This is a web crawler implementation in C#. The main design goal for this project is to maximize throughput by making it highly horizontally scalable.
This is a work in progress. Below is a list of features currently being implemented.
Current progress
The project currently only contains a console application DistributedWebCrawler.Console
, which is used for testing. It can be configured by modifying appsettings.json
.
Features
- Crawl multiple domains in parallel
- Download content from multiple URIs in parallel
- Parse links from multiple URIs in parallel
- Rate limiting, to prevent the same domain getting hammered with requests
- Should respect robots.txt
- Pause/resume crawling
- View/download crawl results
- Limit the pages that get crawled based on:
- Crawl depth
- A list of included/excluded domains
Config settings
This is the default appsettings.json
with added comments.
{
// The seeder will add a list of domains to crawl when the crawler first starts
"SeederSettings": {
// Can be set to either ReadFromConfig or ReadFromFile
"Source": "ReadFromConfig"
// These domains will be crawled if Source is set to ReadFromConfig
"UrisToCrawl": [ "http://google.com/", "http://youtube.com/" ],
// A list of domains from the file at this location will be used if Source is set to ReadFromFile
"FilePath": "./path/to/file",
},
"IngesterSettings": {
// Don't download links larger than this number of bytes
"MaxContentLengthBytes": 1048576,
// The maximum number of domains that can be downloaded from in parallel
"MaxDomainsToCrawl": 50,
// The number of HTTP 3xx redirects that will be followed before failing
"MaxRedirects": 20
},
"SchedulerSettings": {
// The maximum depth of links to follow from the initially requested page
"MaxCrawlDepth": 5,
// The maximum number of concurrent requests that can be made for robots.txt files
"MaxConcurrentRobotsRequests": 50,
// Will respect Allow, Disallow and CrawlDelay directives in robots.txt if set to true
"RespectsRobotsTxt": true,
// The number of milliseconds to wait betwen crawling pages from the same domain
// this will be overridden by a robots.txt crawl delay directive if it exists
"SameDomainCrawlDelayMillis": 5000
},
"ParserSettings": {
// The maximum number of threads to use to parse links from HTML documents
// NB: This currently cannot use more than one thread
"MaxConcurrentThreads": 1
},
"RobotsTxtSettings": {
// The number of seconds to cache robots.txt (on failure to download robots.txt)

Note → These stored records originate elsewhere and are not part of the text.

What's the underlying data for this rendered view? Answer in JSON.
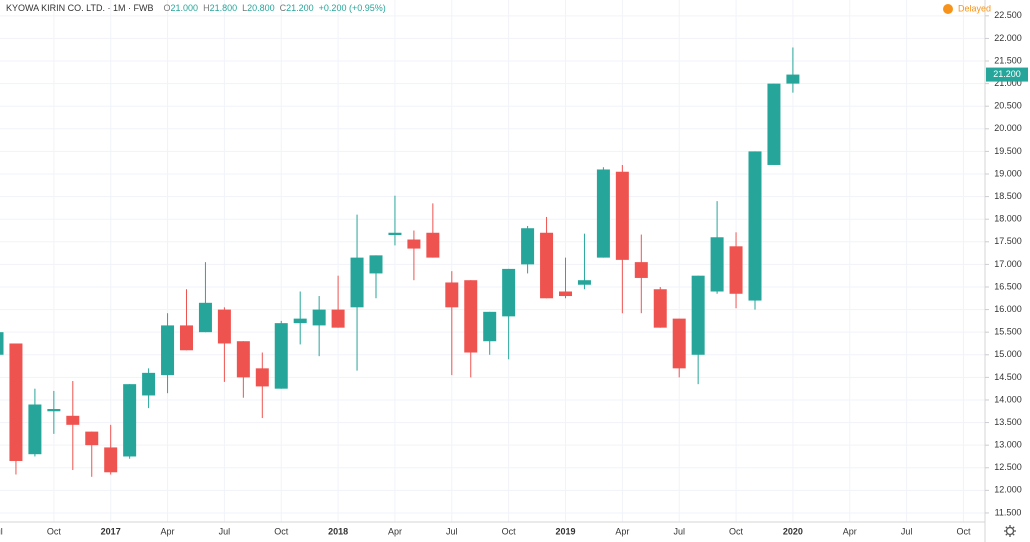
{
  "header": {
    "symbol": "KYOWA KIRIN CO. LTD. · 1M · FWB",
    "ohlc": [
      [
        "O",
        "21.000"
      ],
      [
        "H",
        "21.800"
      ],
      [
        "L",
        "20.800"
      ],
      [
        "C",
        "21.200"
      ]
    ],
    "change": "+0.200 (+0.95%)",
    "status": "Delayed"
  },
  "chart_data": {
    "type": "candlestick",
    "up_color": "#26a69a",
    "down_color": "#ef5350",
    "grid": true,
    "categories": [
      "Jul",
      null,
      null,
      "Oct",
      null,
      null,
      "2017",
      null,
      null,
      "Apr",
      null,
      null,
      "Jul",
      null,
      null,
      "Oct",
      null,
      null,
      "2018",
      null,
      null,
      "Apr",
      null,
      null,
      "Jul",
      null,
      null,
      "Oct",
      null,
      null,
      "2019",
      null,
      null,
      "Apr",
      null,
      null,
      "Jul",
      null,
      null,
      "Oct",
      null,
      null,
      "2020",
      null,
      null,
      "Apr",
      null,
      null,
      "Jul",
      null,
      null,
      "Oct"
    ],
    "open": [
      15.0,
      15.25,
      12.8,
      13.75,
      13.65,
      13.3,
      12.95,
      12.75,
      14.1,
      14.55,
      15.65,
      15.5,
      16.0,
      15.3,
      14.7,
      14.25,
      15.7,
      15.65,
      16.0,
      16.05,
      16.8,
      17.65,
      17.55,
      17.7,
      16.6,
      16.65,
      15.3,
      15.85,
      17.0,
      17.7,
      16.4,
      16.55,
      17.15,
      19.05,
      17.05,
      16.45,
      15.8,
      15.0,
      16.4,
      17.4,
      16.2,
      19.2,
      21.0,
      null,
      null,
      null,
      null,
      null,
      null,
      null,
      null,
      null
    ],
    "high": [
      15.6,
      15.25,
      14.25,
      14.2,
      14.42,
      13.3,
      13.45,
      14.35,
      14.7,
      15.92,
      16.45,
      17.05,
      16.05,
      15.3,
      15.05,
      15.75,
      16.4,
      16.3,
      16.75,
      18.1,
      17.2,
      18.52,
      17.75,
      18.35,
      16.85,
      16.65,
      15.95,
      16.9,
      17.85,
      18.05,
      17.15,
      17.68,
      19.15,
      19.2,
      17.66,
      16.5,
      15.8,
      16.75,
      18.4,
      17.71,
      19.5,
      21.0,
      21.8,
      null,
      null,
      null,
      null,
      null,
      null,
      null,
      null,
      null
    ],
    "low": [
      14.9,
      12.35,
      12.75,
      13.25,
      12.45,
      12.3,
      12.35,
      12.7,
      13.82,
      14.15,
      15.1,
      15.5,
      14.4,
      14.05,
      13.6,
      14.25,
      15.23,
      14.97,
      15.6,
      14.65,
      16.25,
      17.42,
      16.65,
      17.15,
      14.55,
      14.5,
      15.0,
      14.9,
      16.8,
      16.25,
      16.25,
      16.45,
      17.15,
      15.92,
      15.92,
      15.6,
      14.5,
      14.35,
      16.35,
      16.03,
      16.0,
      19.2,
      20.8,
      null,
      null,
      null,
      null,
      null,
      null,
      null,
      null,
      null
    ],
    "close": [
      15.5,
      12.65,
      13.9,
      13.8,
      13.45,
      13.0,
      12.4,
      14.35,
      14.6,
      15.65,
      15.1,
      16.15,
      15.25,
      14.5,
      14.3,
      15.7,
      15.8,
      16.0,
      15.6,
      17.15,
      17.2,
      17.7,
      17.35,
      17.15,
      16.05,
      15.05,
      15.95,
      16.9,
      17.8,
      16.25,
      16.3,
      16.65,
      19.1,
      17.1,
      16.7,
      15.6,
      14.7,
      16.75,
      17.6,
      16.35,
      19.5,
      21.0,
      21.2,
      null,
      null,
      null,
      null,
      null,
      null,
      null,
      null,
      null
    ],
    "last_price": {
      "value": 21.2,
      "label": "21.200"
    },
    "ylim": [
      11.3,
      22.85
    ],
    "yticks": [
      {
        "value": 11.5,
        "label": "11.500"
      },
      {
        "value": 12,
        "label": "12.000"
      },
      {
        "value": 12.5,
        "label": "12.500"
      },
      {
        "value": 13,
        "label": "13.000"
      },
      {
        "value": 13.5,
        "label": "13.500"
      },
      {
        "value": 14,
        "label": "14.000"
      },
      {
        "value": 14.5,
        "label": "14.500"
      },
      {
        "value": 15,
        "label": "15.000"
      },
      {
        "value": 15.5,
        "label": "15.500"
      },
      {
        "value": 16,
        "label": "16.000"
      },
      {
        "value": 16.5,
        "label": "16.500"
      },
      {
        "value": 17,
        "label": "17.000"
      },
      {
        "value": 17.5,
        "label": "17.500"
      },
      {
        "value": 18,
        "label": "18.000"
      },
      {
        "value": 18.5,
        "label": "18.500"
      },
      {
        "value": 19,
        "label": "19.000"
      },
      {
        "value": 19.5,
        "label": "19.500"
      },
      {
        "value": 20,
        "label": "20.000"
      },
      {
        "value": 20.5,
        "label": "20.500"
      },
      {
        "value": 21,
        "label": "21.000"
      },
      {
        "value": 21.5,
        "label": "21.500"
      },
      {
        "value": 22,
        "label": "22.000"
      },
      {
        "value": 22.5,
        "label": "22.500"
      }
    ]
  }
}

// NB: 86400 seconds = 24 hours
"CacheIntervalSeconds": 86400
},
// The settings used by the HttpClient used to download content
"CrawlerClientSettings": {
// The User-Agent header will be set to this
"UserAgentString": "Mozilla/5.0 (Windows NT 10.0; Win64; x64) AppleWebKit/537.36 (KHTML, like Gecko) Chrome/95.0.4638.54 Safari/537.36",
// The Accept-Language header will be set to this
"AcceptLanguage": "en-US;q=0.9,en;q=0.8",
// The HttpClient will close the connection after this long
"TimeoutSeconds": 30
}
}